Indiana Attorney General Curtis Hill is leading the lawsuit and 11 other states are participating – Arizona, Arkansas, Florida, Iowa, Kansas, Kentucky, Louisiana, Minnesota, Nebraska, North Carolina and Wisconsin.

This is the first time that state attorneys general have joined forces in a federal lawsuit over a data breach caused by violations of the Health Insurance Portability and Accountability Act. The lawsuit seeks a financial judgement, civil penalties, and the adoption of a corrective action plan to address all compliance failures.

A Failure to Implement Adequate Security Controls

The lawsuit alleges Medical Informatics Engineering failed to implement appropriate security to protect its computer systems and sensitive patient data and, as a result of those failures, a preventable data breach occurred.
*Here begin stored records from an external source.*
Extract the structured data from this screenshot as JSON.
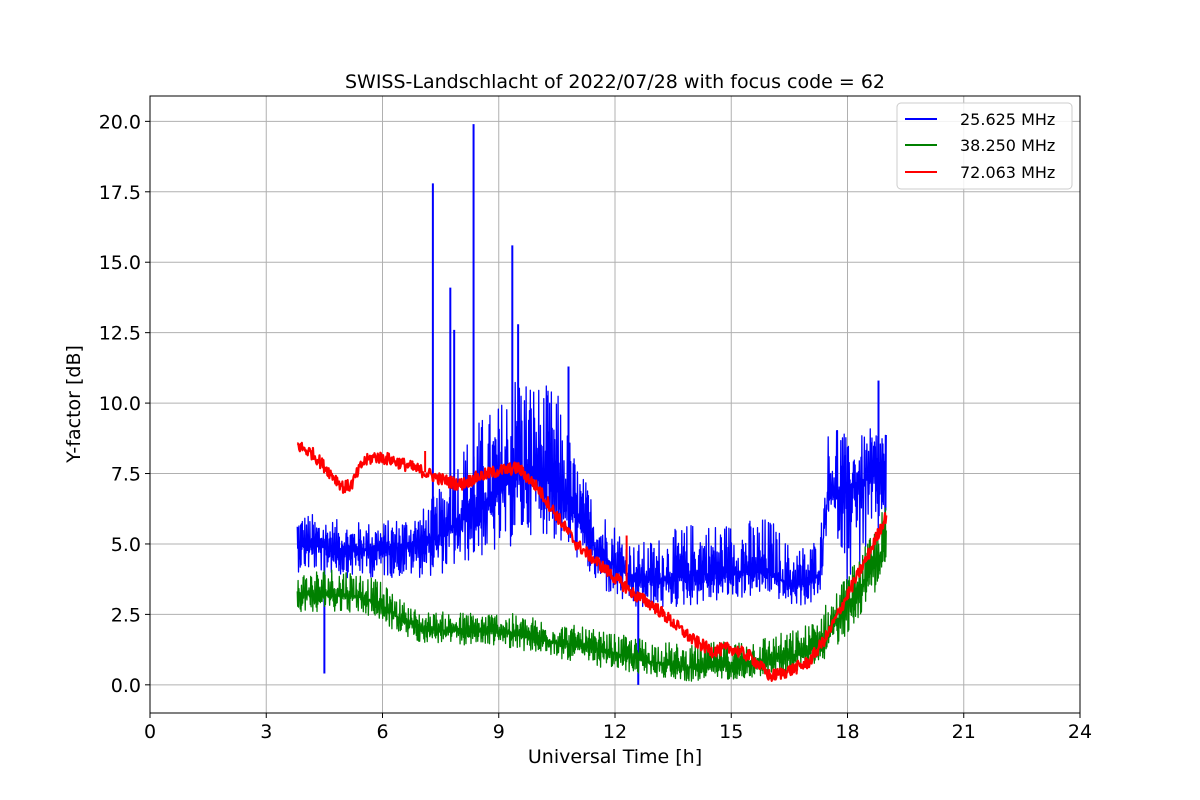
{
  "chart_data": {
    "type": "line",
    "title": "SWISS-Landschlacht of 2022/07/28 with focus code = 62",
    "xlabel": "Universal Time [h]",
    "ylabel": "Y-factor [dB]",
    "xlim": [
      0,
      24
    ],
    "ylim": [
      -1.0,
      20.9
    ],
    "xticks": [
      0,
      3,
      6,
      9,
      12,
      15,
      18,
      21,
      24
    ],
    "xtick_labels": [
      "0",
      "3",
      "6",
      "9",
      "12",
      "15",
      "18",
      "21",
      "24"
    ],
    "yticks": [
      0,
      2.5,
      5,
      7.5,
      10,
      12.5,
      15,
      17.5,
      20
    ],
    "ytick_labels": [
      "0.0",
      "2.5",
      "5.0",
      "7.5",
      "10.0",
      "12.5",
      "15.0",
      "17.5",
      "20.0"
    ],
    "grid": true,
    "legend_position": "top-right",
    "series": [
      {
        "name": "25.625 MHz",
        "color": "#0000ff",
        "x": [
          3.8,
          4.5,
          5.0,
          6.0,
          7.0,
          7.5,
          8.0,
          8.5,
          9.0,
          9.5,
          10.0,
          10.5,
          11.0,
          11.5,
          12.0,
          12.5,
          13.0,
          14.0,
          15.0,
          16.0,
          16.5,
          17.0,
          17.3,
          17.5,
          17.8,
          18.0,
          18.5,
          19.0
        ],
        "y": [
          5.0,
          4.9,
          4.8,
          4.8,
          5.0,
          5.3,
          5.8,
          6.2,
          6.8,
          7.5,
          7.5,
          7.0,
          6.0,
          4.8,
          4.2,
          3.8,
          3.7,
          3.9,
          4.0,
          4.0,
          3.5,
          3.6,
          4.0,
          7.0,
          6.5,
          7.0,
          7.3,
          7.6
        ],
        "y_low": [
          4.0,
          4.0,
          3.8,
          3.8,
          3.8,
          3.9,
          4.2,
          4.5,
          4.6,
          5.0,
          5.5,
          5.0,
          4.5,
          3.5,
          3.0,
          2.6,
          2.6,
          2.8,
          3.0,
          3.2,
          2.8,
          2.8,
          3.0,
          6.0,
          5.0,
          3.5,
          4.5,
          5.5
        ],
        "y_high": [
          6.2,
          6.0,
          5.8,
          5.8,
          6.2,
          7.0,
          8.5,
          9.5,
          10.0,
          11.5,
          10.8,
          10.5,
          8.0,
          6.5,
          5.8,
          5.0,
          5.2,
          5.8,
          5.8,
          6.0,
          5.0,
          5.0,
          5.5,
          9.0,
          10.0,
          8.5,
          9.0,
          9.5
        ],
        "spikes": [
          {
            "x": 4.5,
            "y": 0.4
          },
          {
            "x": 7.3,
            "y": 17.8
          },
          {
            "x": 7.75,
            "y": 14.1
          },
          {
            "x": 7.85,
            "y": 12.6
          },
          {
            "x": 8.35,
            "y": 19.9
          },
          {
            "x": 9.35,
            "y": 15.6
          },
          {
            "x": 9.5,
            "y": 12.8
          },
          {
            "x": 10.8,
            "y": 11.3
          },
          {
            "x": 12.6,
            "y": 0.0
          },
          {
            "x": 18.8,
            "y": 10.8
          }
        ]
      },
      {
        "name": "38.250 MHz",
        "color": "#008000",
        "x": [
          3.8,
          4.5,
          5.0,
          5.5,
          6.0,
          6.5,
          7.0,
          8.0,
          9.0,
          10.0,
          11.0,
          12.0,
          13.0,
          14.0,
          15.0,
          16.0,
          16.5,
          17.0,
          17.5,
          18.0,
          18.5,
          19.0
        ],
        "y": [
          3.2,
          3.2,
          3.2,
          3.1,
          2.8,
          2.3,
          2.0,
          1.9,
          1.9,
          1.6,
          1.4,
          1.1,
          0.8,
          0.6,
          0.7,
          0.9,
          1.0,
          1.2,
          1.8,
          2.8,
          3.8,
          5.0
        ],
        "y_low": [
          2.6,
          2.6,
          2.6,
          2.5,
          2.2,
          1.7,
          1.5,
          1.4,
          1.4,
          1.1,
          0.8,
          0.5,
          0.3,
          0.1,
          0.2,
          0.3,
          0.4,
          0.6,
          1.0,
          1.8,
          2.8,
          4.0
        ],
        "y_high": [
          4.0,
          4.2,
          4.2,
          4.0,
          3.6,
          3.0,
          2.6,
          2.6,
          2.6,
          2.4,
          2.1,
          1.8,
          1.6,
          1.4,
          1.6,
          1.8,
          1.9,
          2.2,
          3.0,
          4.0,
          5.0,
          6.5
        ]
      },
      {
        "name": "72.063 MHz",
        "color": "#ff0000",
        "x": [
          3.8,
          4.2,
          4.6,
          5.0,
          5.2,
          5.5,
          5.8,
          6.2,
          6.6,
          7.0,
          7.5,
          8.0,
          8.5,
          9.0,
          9.5,
          10.0,
          10.5,
          11.0,
          11.5,
          12.0,
          12.5,
          13.0,
          13.5,
          14.0,
          14.5,
          15.0,
          15.5,
          16.0,
          16.5,
          17.0,
          17.5,
          18.0,
          18.5,
          19.0
        ],
        "y": [
          8.5,
          8.2,
          7.6,
          7.0,
          7.1,
          7.9,
          8.1,
          8.0,
          7.8,
          7.6,
          7.3,
          7.1,
          7.4,
          7.6,
          7.7,
          7.0,
          6.0,
          5.0,
          4.4,
          3.8,
          3.2,
          2.8,
          2.2,
          1.6,
          1.2,
          1.3,
          1.0,
          0.3,
          0.5,
          0.8,
          1.8,
          3.2,
          4.5,
          6.0
        ],
        "spikes": [
          {
            "x": 7.1,
            "y": 8.3
          },
          {
            "x": 12.3,
            "y": 5.3
          }
        ]
      }
    ]
  }
}
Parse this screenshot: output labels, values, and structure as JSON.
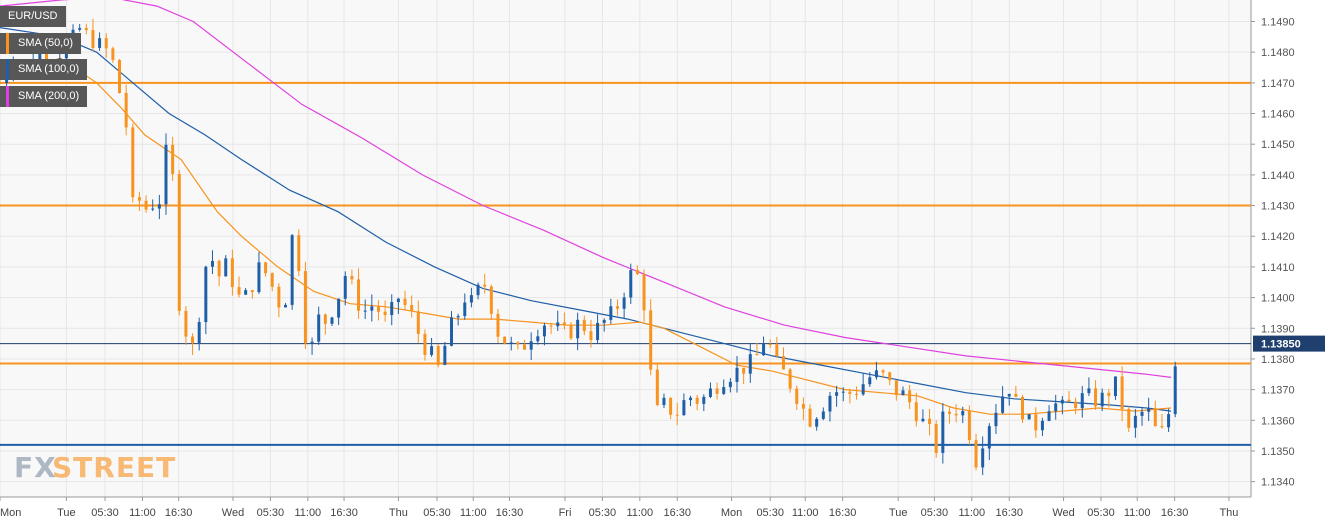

According to the lawsuit, “Defendants failed to implement basic industry-accepted data security measures to protect individual’s health information from unauthorized access.”

The breach in question occurred between May 7 and May 26, 2015. Hackers were able to gain access to its WebChart electronic health record system and highly sensitive patient information – The exact types of data sought by identity thieves – Names, addresses, dates of birth, Social Security numbers, and health information.

Known Vulnerabilities Were Not Corrected

Medical Informatics Engineering had set two ‘tester’ accounts, one of which could be accessed with the username and password ‘tester’ and the other with the username and password ‘testing.’ Both accounts could be accessed remotely without the need for any further identification. The lawsuit alleges Medical Informatics Engineering was aware of the security issue as the accounts were identified as high risk by a third-party penetration testing firm, Digital Defense, in January 2015. Even though the accounts were high risk, Medical Informatics Engineering continued to use the accounts. The accounts were set up to enable one of its healthcare provider clients to login without having to use unique usernames and passwords.

While those accounts did not have privileged access, they did allow the hackers to gain a foothold in the network. Through those accounts the attackers conducted an SQL injection attack, which allowed them to gain access to other accounts with administrative privileges that were used to exfiltrate data.

Post-Breach Response Failures

While the initial attack and data exfiltration went unnoticed, a further attempt to exfiltrate data using malware caused network performance to slow to such an extent that an alarm was generated, alerting Medical Informatics Engineering that its systems had been compromised. While investigating the malware attack the attackers were still able to exfiltrate further data through SQL queries demonstrating the company’s post-breach response was “inadequate and ineffective.”

No Encryption or Employee Security Awareness Training

No encryption had been used to protect stored data and no security system had been implemented to alert Medical Informatics Engineering about possible hacking attempts. Had such a system been implemented, it would have been easy to identify unauthorized access as two of the IP addresses used by the attackers originated in Germany.

The lawsuit also alleges Medical Informatics Engineering had no documentation to confirm security awareness training had been provided to its employees prior to the data breach.

In addition to violations of HIPAA Rules, the lawsuit alleges Medical Informatics Engineering violated several state statutes relating to the protection of personal information, unfair and deceptive practices, and data breach notifications.